Michael and Dara Glinter’s Northwest Georgia Broadcasting filed an $180,000 deal to buy WYXC from Anthony St. Cyr. Northwest Georgia Broadcasting doesn’t own any other stations. Pensacola-based Michael and Dara Glinter previously attempted to buy the now-defunct WTJH 1260 in the Atlanta metro but the Federal Communications Commission (FCC) deleted the station’s license after it remained off the air for too long. Meanwhile, WYXC remained off the air pending its sale and relocation. The purchase by Northwest Georgia Broadcasting was consummated on December 1, 2016. On May 2, 2017, the station changed its call sign to WMDG.

===Restoring the Station===
Effective October 3, 2018, WMDG was issued a construction permit by the FCC to move its city of license from Cartersville to East Point, to move from 1270 AM to 1260 AM, and to both increase its daytime power and decrease its nighttime power.
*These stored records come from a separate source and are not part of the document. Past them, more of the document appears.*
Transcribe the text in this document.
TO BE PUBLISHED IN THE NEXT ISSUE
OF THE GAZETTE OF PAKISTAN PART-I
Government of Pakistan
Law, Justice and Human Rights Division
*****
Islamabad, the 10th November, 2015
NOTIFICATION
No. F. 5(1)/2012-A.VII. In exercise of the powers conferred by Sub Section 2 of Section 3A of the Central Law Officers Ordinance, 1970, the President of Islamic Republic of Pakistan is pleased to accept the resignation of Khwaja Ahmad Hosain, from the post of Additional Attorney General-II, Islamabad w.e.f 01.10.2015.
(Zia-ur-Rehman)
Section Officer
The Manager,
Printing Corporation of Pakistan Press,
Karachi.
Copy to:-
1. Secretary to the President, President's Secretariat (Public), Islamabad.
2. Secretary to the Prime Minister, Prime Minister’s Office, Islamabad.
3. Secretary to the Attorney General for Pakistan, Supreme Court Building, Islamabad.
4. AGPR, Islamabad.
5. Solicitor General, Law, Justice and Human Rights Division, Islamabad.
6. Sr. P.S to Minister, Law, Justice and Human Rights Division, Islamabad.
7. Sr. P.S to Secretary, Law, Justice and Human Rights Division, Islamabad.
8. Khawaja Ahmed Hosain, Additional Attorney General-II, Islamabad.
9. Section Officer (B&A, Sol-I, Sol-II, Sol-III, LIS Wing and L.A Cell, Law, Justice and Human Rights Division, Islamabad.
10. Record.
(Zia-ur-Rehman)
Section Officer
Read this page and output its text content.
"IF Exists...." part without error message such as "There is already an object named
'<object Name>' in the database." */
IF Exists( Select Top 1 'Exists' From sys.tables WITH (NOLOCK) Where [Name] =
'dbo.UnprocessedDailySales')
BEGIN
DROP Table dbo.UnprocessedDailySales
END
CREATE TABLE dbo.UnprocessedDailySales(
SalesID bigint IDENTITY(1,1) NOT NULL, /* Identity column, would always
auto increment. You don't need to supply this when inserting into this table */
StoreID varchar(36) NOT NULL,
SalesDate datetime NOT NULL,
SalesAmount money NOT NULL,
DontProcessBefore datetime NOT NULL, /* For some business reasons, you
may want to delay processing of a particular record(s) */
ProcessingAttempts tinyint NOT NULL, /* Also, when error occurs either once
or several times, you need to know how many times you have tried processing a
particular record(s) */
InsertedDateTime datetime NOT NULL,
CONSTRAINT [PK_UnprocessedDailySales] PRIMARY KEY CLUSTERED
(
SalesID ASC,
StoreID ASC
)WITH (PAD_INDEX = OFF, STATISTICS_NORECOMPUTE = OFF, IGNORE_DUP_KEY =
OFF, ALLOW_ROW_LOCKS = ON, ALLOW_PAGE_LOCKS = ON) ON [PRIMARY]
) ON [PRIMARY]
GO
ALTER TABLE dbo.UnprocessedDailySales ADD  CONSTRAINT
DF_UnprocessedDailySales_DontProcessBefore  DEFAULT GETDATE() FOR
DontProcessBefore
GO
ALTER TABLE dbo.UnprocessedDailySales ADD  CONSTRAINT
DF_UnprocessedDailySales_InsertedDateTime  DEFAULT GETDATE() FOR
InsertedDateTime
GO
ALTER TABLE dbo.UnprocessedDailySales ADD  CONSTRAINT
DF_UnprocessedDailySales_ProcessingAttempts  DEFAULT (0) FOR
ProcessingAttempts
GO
The new station would replace WTJH, the defunct station that had broadcast from East Point on AM 1260.

The station is once again on the air featuring a Christian format; much of its programming is relayed from KGMS in Tucson, Arizona.

In 2022, Christopher Murray's Georgia Radio Alliance Atlanta acquired WMDG from Northwest Georgia Broadcasting.